Ainsi, en achetant un livre sur ma librairie en ligne préférée (qui m’en aurait vivement conseillé l’achat grâce à une critique bien sentie et des avis positifs de ses autres lecteurs), j’obtiendrai, par exemple, le premier chapitre ainsi qu’une clef d’activation qui débloquerait un abonnement. Le reste du livre pourrait, dans un premier temps, être contenu dans une iframe, soit carrément renvoyer vers un site web sur lequel sera hébergée la suite du contenu. Le coût de l’abonnement sera compris dans le coût d’achat global du livre, permettant ainsi au libraire de prendre une marge sur l’achat d’abonnement. Ce qui ne veut pas dire que l’on ne pourra pas directement accéder au contenu en passant par le site web ! Il s’agira seulement d’une porte supplémentaire.
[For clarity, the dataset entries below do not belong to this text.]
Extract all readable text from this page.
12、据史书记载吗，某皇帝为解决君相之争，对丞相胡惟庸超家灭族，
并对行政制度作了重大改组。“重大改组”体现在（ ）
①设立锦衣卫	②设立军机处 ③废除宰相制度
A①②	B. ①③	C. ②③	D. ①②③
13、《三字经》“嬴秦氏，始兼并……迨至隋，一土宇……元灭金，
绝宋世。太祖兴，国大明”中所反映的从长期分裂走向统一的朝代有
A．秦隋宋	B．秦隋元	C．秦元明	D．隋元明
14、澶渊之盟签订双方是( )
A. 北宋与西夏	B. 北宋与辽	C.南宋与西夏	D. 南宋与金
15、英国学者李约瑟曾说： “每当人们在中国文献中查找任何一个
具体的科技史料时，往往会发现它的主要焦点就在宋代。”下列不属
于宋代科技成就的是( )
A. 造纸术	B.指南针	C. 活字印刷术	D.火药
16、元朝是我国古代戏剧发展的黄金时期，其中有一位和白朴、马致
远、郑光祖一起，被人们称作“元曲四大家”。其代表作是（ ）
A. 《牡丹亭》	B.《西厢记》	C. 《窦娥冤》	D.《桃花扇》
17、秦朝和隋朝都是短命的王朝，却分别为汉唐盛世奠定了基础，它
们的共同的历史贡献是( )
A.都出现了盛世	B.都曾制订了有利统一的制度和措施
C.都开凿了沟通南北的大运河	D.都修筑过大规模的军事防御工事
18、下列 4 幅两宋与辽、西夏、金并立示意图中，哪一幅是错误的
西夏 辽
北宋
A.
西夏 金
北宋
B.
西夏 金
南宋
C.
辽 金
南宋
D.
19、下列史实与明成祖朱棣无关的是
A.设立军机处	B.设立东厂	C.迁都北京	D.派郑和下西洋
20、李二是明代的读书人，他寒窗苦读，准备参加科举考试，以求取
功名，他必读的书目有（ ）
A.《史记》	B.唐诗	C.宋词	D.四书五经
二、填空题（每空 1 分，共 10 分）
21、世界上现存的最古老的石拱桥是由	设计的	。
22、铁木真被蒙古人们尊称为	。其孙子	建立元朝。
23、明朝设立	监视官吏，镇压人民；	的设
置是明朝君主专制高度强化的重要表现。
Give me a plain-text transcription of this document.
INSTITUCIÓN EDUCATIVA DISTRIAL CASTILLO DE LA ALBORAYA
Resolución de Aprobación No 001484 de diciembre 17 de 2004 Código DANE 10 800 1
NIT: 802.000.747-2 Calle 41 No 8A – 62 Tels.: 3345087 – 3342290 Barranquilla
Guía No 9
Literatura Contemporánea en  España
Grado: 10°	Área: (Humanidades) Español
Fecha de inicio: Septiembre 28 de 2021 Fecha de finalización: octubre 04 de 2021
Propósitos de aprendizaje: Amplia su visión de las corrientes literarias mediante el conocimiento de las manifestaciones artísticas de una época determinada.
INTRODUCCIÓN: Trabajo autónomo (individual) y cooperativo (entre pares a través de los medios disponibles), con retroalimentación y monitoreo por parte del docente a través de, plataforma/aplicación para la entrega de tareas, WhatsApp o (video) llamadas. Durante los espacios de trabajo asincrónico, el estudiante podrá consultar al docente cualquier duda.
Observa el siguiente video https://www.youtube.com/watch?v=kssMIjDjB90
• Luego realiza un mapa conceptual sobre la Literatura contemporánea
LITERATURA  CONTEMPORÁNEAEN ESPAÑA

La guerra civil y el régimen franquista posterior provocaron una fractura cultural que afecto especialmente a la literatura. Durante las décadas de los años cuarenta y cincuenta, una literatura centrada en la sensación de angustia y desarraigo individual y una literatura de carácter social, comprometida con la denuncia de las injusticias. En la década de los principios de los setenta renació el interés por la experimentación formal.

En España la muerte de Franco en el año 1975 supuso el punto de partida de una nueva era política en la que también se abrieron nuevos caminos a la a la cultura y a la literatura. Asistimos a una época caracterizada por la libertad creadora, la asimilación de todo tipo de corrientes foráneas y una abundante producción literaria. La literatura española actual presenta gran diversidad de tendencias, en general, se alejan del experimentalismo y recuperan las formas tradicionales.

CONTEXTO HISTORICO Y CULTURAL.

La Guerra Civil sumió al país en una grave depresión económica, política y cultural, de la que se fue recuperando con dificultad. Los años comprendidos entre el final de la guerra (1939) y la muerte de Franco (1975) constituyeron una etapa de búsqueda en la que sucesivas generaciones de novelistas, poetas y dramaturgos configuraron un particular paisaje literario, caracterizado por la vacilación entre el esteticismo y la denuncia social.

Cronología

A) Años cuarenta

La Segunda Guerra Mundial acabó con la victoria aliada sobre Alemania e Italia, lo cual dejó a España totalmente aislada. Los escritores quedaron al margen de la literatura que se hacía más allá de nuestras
Une porte qui, au passage, sera devenue une clef.

On peut également imaginer que le prix de l’ebook comprenne une prestation : l’achat du livre pourrait englober une discussion vidéo d’une heure avec l’auteur, via iframe. Ou encore, pour l’achat d’un livre numérique consacré au Yoga acheté 50€ (soit plus cher que le coût réel de l’ebook), le lecteur aurait droit à deux heures d’initiation dans un cours près de chez lui (prépayé). Encore une manière de voir le livre comme une clef.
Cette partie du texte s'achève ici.